Cloudy and cool. The shed skin of a rat snake has blown off the back roof and dangles in the branches of a walnut. In the next tree over, a gray squirrel walks to the end of a limb, sniffing each walnut, and picks the one at the very end.
Plummer’s Hollow
Sun through thin cirrus. Half an hour of a hawk hunting the yellow woods and I have yet to catch a glimpse, tracking its movement only by squirrel and jay scold-calls.
Another crystal-clear morning. The roar of traffic from over the ridge dies down as the air warms, leaving the jeers of jays and the high whistles of waxwings.

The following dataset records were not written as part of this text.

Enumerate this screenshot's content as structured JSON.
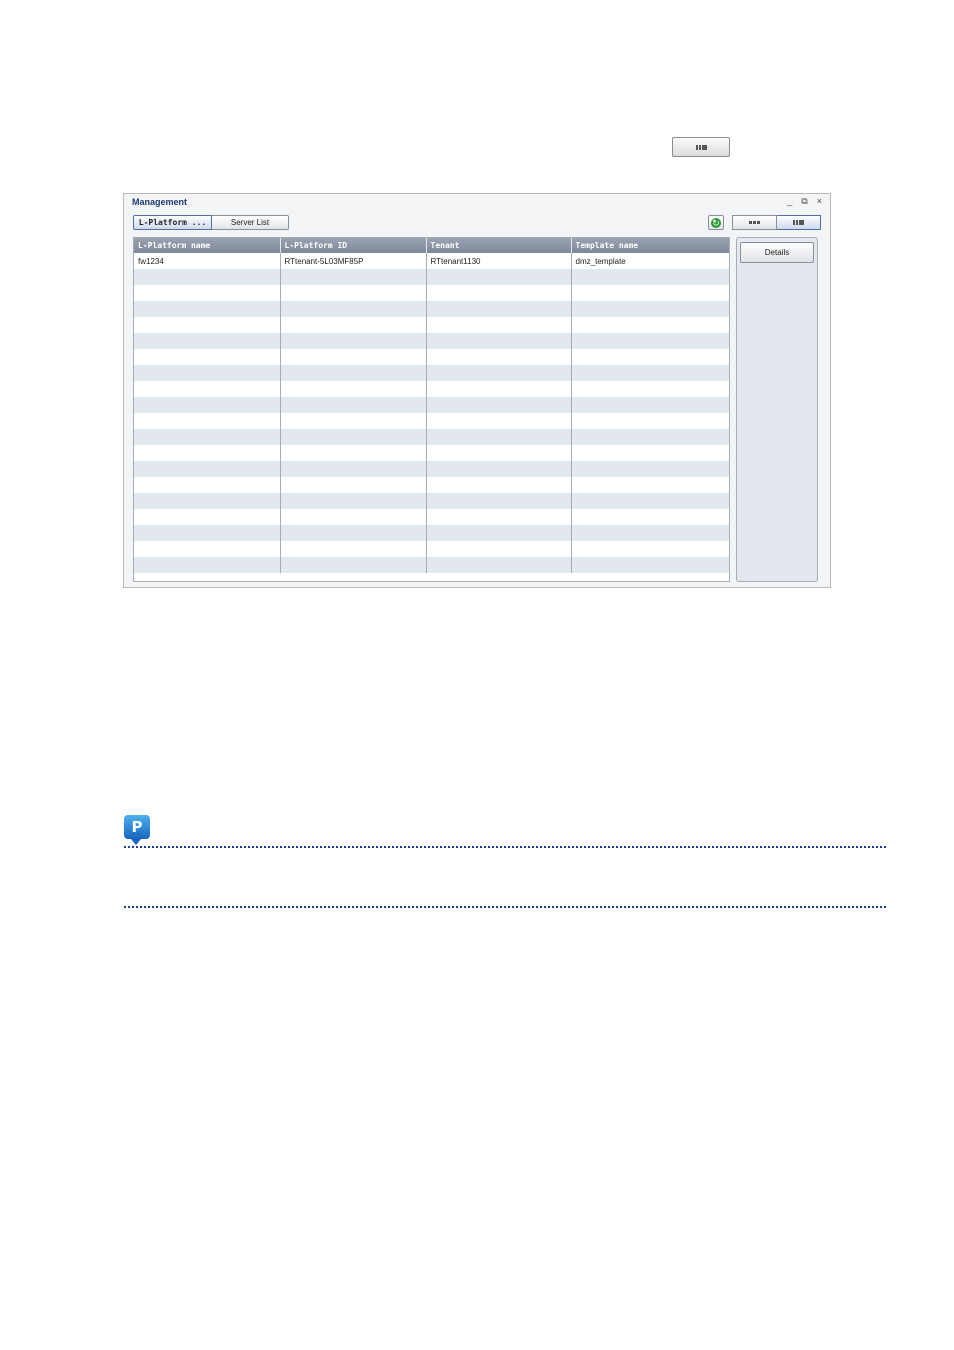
{
  "icons": {
    "top_inline": "list-view-icon",
    "refresh": "refresh-icon",
    "point": "point-icon"
  },
  "panel": {
    "title": "Management",
    "controls": {
      "minimize": "_",
      "restore": "⧉",
      "close": "×"
    },
    "tabs": [
      {
        "label": "L-Platform ...",
        "active": true
      },
      {
        "label": "Server List",
        "active": false
      }
    ],
    "view_switch": [
      "icon-view",
      "list-view"
    ],
    "table": {
      "columns": [
        "L-Platform name",
        "L-Platform ID",
        "Tenant",
        "Template name"
      ],
      "rows": [
        [
          "fw1234",
          "RTtenant-5L03MF85P",
          "RTtenant1130",
          "dmz_template"
        ]
      ]
    },
    "side": {
      "details_label": "Details"
    }
  },
  "colors": {
    "title": "#1e3a78",
    "header": "#8a93a3",
    "stripe": "#e3e8ef",
    "point_icon": "#1e7ad6",
    "dotted_rule": "#1d3f8f"
  }
}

Cloudy and cool with a 100% chance of falling walnuts—though admittedly, some are being dropped by squirrels. A red-bellied woodpecker keeps up an anxious commentry.
A knife-thin moon fades into the dawn sky. The only cloud huddles in the bottom corner of the meadow, where a phoebe is calling.
There’s more yellow than ever in the woods’ edge trees, in the spicebushes, in the meadows filled with goldenrod, and now the sun—the opposite of mellow among the yellow leaves of a black birch.
Mounds of white snakeroot in the yard glow dimly in the light of a half moon. Orion gets one leg over the ridge before he starts to fade, and the soft calls of migrant thrushes fill the trees.
Under a cacophony of jays, a doe and two fawns with their spots all gone graze just inside the edge of the woods. One does a sudden dance, spinning around to elude a fly.
Sun in the treetops, joined by jays in noisy, acorn-gathering joy. A pewee bends a note. The distant grind of the quarry.
Clear and still, with dew dripping off the roof and a pair of phoebes yelling “Phoebe!” at each other. Twenty-four years ago, the sky was just this clear.
Canada geese, a screech owl, some crows, and the inevitable wren sing in the sunrise, the western ridge turning red under a flat-tire moon.
Another cold sunrise. A distant Carolina wren song prompts the wren roosting atop my heating oil tank to come flying out singing and land in the bracken.
Cold, clear, and still at sunrise, with little sign of the more than two million birds who streamed overhead during the moonlit hours aside from a few soft, scattered chirps.
Partly cloudy and cool at sunrise, with more yellow and orange leaves than I’ve ever seen this early in the fall: not just walnut and black gum but black birch, tulip poplar, and even a few maples, just as our 30 acres of goldenrod approach their peak of bloom. I’m reminded of the Chinese name for San Francisco: old gold mountain.